This topic needs a title

can anyone suggest me whats wrong in this csv file uploading query…

this is my query for my csv file.

{

“type” : “index”,

“dataSource” : “newcarpurchaseinquiries_fullarchiveon28032018”,

“granularitySpec” : {

“type” : “string”,

“gran” : “date”,

“intervals” : [ “2018-01-10/2018-01-10” ]

},

“aggregators” : [ {

“type” : “count”,

“name” : “count”

}, {

“type” : “doubleSum”,

“name” : “value”,

“fieldName” : “value”

}],

“firehose” : {

“type” : “local”,

“baseDir” : “/home/dwtest2/druid-0.12.2/quickstart”,

“filter” : “newcarpurchaseinquiries_fullarchiveon28032018.csv”,

“parser” : {

“timestampSpec” : {

“column” : “ReqDateTimeDatePart”,

“format” : “auto”

},

“data” : {

“type” : “csv”,

“columns” : [ “CustomerId”,

“CarVersionId”,

“Color”,

“NoOfCars”,

“BuyTime”,

“Comments”,

“RequestDateTime”,

“IsApproved”,

“IsFake”,

“StatusId”,

“IsForwarded”,

“IsRejected”,

“IsViewed”,

“IsMailSend”,

“TestdriveDate”,

“TestDriveLocation”,

“LatestOffers”,

“ForwardedLead”,

“SourceId”,

“ReqDateTimeDatePart”,

“VisitedDealership”,

“CRM_LeadId”,

“ClientIP”,

“PQPageId”,

“LTSRC”,

“UtmaCookie”,

“UtmzCookie”],

“dimensions” : [ “CustomerId”,

“CarVersionId”,

“Color”,

“NoOfCars”,

“BuyTime”,

“Comments”,

“RequestDateTime”,

“IsApproved”,

“IsFake”,

“StatusId”,

“IsForwarded”,

“IsRejected”,

“IsViewed”,

“IsMailSend”,

“TestdriveDate”,

“TestDriveLocation”,

“LatestOffers”,

“ForwardedLead”,

“SourceId”,

“ReqDateTimeDatePart”,

“VisitedDealership”,

“CRM_LeadId”,

“ClientIP”,

“PQPageId”,

“LTSRC”,

“UtmaCookie”,

“UtmzCookie”]

}

}

}

While loading above query i get following error mesaage

Error 500

HTTP ERROR: 500

Problem accessing /druid/indexer/v1/task. Reason:

    javax.servlet.ServletException: com.fasterxml.jackson.core.JsonParseException: Unexpected end-of-input: expected close marker for OBJECT (from [Source: HttpInputOverHTTP@2d5e6422[c=2096,q=0,[0]=null,s=EOF]; line: 1, column: 0])

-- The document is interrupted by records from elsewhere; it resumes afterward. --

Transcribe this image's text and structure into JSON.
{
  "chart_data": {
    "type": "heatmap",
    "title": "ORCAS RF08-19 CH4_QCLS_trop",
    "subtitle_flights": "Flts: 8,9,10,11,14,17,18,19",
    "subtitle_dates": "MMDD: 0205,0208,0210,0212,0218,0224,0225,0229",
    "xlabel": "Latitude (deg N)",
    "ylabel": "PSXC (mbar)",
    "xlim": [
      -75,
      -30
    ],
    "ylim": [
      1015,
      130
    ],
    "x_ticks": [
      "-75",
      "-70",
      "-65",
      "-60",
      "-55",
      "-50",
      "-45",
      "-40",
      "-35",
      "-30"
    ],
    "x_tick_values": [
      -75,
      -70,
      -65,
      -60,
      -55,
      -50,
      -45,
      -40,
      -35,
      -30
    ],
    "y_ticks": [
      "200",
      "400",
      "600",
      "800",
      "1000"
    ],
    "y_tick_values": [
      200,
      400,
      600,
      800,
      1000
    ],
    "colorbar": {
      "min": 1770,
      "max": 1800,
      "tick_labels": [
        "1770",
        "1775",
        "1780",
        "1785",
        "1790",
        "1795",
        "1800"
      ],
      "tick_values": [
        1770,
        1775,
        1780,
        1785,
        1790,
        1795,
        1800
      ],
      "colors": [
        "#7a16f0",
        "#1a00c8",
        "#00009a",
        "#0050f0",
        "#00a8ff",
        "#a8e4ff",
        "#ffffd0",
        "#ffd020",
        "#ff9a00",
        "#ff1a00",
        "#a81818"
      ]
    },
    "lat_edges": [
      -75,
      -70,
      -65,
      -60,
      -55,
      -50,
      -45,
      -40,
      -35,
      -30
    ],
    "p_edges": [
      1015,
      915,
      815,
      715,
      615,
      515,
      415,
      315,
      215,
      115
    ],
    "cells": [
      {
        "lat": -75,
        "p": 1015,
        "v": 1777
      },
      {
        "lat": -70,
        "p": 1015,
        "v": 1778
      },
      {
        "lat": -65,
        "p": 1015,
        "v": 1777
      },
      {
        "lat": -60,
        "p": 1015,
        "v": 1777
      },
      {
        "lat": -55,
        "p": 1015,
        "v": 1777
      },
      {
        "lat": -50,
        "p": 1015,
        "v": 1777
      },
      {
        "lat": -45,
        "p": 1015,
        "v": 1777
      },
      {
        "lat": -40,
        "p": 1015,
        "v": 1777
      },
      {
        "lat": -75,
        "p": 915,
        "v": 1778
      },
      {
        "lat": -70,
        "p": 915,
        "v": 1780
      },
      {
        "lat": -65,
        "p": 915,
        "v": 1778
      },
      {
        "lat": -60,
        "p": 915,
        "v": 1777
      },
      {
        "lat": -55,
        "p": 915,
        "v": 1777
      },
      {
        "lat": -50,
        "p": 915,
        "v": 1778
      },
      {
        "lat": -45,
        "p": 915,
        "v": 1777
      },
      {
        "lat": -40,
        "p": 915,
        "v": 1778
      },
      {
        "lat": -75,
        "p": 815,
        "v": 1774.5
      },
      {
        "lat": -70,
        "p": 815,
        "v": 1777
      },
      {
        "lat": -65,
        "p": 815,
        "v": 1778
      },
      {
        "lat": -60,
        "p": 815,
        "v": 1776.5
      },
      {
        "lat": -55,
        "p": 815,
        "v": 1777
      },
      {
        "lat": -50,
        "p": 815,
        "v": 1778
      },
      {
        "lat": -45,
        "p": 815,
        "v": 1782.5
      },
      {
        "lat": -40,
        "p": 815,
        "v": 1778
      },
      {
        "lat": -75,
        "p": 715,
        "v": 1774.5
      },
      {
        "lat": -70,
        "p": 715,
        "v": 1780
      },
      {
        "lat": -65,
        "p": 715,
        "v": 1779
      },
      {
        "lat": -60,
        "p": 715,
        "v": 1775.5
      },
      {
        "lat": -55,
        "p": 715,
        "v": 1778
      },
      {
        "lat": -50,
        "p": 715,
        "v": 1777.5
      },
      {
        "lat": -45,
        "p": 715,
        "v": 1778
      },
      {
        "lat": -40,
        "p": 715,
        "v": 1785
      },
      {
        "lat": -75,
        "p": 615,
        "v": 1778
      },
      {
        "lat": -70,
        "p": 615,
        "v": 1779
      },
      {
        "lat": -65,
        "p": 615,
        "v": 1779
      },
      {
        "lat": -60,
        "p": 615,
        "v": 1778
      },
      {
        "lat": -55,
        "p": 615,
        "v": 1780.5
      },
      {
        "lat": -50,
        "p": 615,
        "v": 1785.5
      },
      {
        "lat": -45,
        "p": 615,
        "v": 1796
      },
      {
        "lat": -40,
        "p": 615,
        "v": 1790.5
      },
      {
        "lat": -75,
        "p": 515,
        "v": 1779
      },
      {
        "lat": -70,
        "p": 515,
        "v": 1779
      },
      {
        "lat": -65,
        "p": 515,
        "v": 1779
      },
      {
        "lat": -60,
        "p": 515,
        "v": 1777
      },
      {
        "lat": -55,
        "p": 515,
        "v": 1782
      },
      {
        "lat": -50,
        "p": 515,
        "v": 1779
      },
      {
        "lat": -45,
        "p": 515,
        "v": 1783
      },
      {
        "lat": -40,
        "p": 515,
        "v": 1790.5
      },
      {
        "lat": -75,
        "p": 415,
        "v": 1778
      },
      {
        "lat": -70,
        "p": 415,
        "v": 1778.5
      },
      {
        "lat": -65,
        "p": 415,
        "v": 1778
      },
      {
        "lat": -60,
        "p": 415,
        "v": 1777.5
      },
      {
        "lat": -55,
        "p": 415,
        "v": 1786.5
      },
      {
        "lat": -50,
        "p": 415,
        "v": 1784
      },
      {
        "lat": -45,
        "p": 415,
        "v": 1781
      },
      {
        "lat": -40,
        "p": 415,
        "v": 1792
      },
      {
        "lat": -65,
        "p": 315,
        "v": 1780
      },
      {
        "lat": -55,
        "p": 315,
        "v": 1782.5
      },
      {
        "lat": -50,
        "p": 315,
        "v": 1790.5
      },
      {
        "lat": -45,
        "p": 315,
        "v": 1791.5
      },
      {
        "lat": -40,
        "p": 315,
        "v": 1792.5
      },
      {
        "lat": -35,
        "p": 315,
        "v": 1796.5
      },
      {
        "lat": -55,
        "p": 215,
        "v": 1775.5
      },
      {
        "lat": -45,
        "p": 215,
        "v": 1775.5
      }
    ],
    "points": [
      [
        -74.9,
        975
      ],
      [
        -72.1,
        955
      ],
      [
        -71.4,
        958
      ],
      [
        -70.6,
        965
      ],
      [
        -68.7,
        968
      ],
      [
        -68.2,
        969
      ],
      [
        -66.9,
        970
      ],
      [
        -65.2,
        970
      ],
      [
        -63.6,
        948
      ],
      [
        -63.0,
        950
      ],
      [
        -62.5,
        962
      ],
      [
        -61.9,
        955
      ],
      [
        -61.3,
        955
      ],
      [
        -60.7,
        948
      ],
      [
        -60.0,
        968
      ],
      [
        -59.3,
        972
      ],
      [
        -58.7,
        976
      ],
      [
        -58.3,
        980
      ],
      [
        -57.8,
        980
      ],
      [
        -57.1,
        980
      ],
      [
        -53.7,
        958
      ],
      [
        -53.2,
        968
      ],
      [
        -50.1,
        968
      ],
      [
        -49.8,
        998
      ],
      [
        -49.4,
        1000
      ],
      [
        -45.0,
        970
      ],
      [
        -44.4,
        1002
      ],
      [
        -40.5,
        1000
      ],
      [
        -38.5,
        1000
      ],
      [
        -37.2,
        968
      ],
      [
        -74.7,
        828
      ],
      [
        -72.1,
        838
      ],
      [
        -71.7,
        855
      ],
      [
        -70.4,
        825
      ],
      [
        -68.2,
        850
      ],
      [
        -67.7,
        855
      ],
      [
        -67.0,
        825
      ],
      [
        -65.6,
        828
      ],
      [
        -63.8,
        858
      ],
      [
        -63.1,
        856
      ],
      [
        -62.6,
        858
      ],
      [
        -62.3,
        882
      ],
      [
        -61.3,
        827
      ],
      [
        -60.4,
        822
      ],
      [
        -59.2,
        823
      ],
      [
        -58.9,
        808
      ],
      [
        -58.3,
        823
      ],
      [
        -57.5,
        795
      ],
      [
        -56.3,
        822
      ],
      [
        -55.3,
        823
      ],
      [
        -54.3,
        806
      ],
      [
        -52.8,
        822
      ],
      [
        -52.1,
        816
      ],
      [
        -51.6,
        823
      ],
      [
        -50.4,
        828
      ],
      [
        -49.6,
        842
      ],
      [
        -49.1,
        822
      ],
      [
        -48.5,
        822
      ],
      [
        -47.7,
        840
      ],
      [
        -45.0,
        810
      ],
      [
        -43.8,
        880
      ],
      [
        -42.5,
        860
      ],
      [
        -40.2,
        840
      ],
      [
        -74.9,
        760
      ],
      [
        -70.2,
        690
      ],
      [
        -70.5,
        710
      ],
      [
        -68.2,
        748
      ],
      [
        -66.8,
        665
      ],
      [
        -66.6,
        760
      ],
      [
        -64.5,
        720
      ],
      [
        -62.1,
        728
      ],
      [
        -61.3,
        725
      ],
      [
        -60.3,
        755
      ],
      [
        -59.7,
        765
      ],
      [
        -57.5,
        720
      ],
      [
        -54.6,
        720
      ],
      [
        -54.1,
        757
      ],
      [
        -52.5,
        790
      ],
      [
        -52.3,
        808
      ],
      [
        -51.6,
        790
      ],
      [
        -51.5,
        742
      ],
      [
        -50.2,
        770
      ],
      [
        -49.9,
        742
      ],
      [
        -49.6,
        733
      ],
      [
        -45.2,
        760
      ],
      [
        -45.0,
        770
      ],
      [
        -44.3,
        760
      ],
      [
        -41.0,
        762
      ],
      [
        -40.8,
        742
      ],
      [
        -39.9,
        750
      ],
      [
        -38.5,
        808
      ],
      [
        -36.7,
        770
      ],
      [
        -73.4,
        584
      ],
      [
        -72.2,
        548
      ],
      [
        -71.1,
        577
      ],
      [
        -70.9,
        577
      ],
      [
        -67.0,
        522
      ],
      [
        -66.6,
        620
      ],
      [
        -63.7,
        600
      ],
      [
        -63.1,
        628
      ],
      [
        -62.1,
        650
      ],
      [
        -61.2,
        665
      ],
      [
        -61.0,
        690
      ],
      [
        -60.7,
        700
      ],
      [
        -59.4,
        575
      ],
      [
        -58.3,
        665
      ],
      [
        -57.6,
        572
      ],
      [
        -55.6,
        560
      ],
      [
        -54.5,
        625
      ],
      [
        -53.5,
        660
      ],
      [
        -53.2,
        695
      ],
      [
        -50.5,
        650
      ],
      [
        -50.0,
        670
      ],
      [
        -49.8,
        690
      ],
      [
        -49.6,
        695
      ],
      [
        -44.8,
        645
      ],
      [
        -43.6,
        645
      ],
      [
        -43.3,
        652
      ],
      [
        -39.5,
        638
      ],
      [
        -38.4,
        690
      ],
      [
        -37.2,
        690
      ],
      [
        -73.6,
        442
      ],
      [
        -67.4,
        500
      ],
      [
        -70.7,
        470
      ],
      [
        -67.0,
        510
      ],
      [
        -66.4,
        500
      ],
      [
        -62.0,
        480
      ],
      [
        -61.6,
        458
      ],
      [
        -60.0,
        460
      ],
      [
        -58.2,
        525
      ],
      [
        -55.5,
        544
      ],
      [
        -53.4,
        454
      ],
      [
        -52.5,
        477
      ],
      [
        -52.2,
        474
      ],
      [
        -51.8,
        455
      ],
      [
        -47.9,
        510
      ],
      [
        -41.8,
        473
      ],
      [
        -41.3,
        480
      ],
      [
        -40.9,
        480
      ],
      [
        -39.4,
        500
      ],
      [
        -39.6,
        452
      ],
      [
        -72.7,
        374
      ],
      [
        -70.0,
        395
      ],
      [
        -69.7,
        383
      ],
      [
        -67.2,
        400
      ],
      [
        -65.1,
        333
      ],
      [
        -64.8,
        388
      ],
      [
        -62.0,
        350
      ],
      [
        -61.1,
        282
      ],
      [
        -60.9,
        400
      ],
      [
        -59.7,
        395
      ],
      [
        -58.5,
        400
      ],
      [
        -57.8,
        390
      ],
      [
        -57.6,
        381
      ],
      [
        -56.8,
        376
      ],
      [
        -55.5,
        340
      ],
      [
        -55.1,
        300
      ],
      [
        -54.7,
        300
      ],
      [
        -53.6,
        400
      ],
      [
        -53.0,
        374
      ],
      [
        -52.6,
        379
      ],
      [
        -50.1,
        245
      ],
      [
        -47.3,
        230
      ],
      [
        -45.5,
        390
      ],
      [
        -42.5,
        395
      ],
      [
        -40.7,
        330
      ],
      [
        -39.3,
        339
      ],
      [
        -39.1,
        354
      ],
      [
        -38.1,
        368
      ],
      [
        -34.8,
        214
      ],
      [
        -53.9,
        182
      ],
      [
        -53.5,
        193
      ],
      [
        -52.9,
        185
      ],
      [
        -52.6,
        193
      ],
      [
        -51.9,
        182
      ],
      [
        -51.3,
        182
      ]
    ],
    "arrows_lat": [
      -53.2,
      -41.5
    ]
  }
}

at [Source: HttpInputOverHTTP@2d5e6422[c=2096,q=0,[0]=null,s=EOF]; line: 1, column: 4193]

Powered by Jetty:// 9.3.19.v20170502

Please suggest me if any changes.And my csv file doesnt contain 1st column named as timestamp it has “id”…

So what should i do for uploading the above query.

I had problems uploading CSV file. If you look into the logs of the indexer you will see a detailed error. I then switched to a more structured format like Parquet or Avro and it worked.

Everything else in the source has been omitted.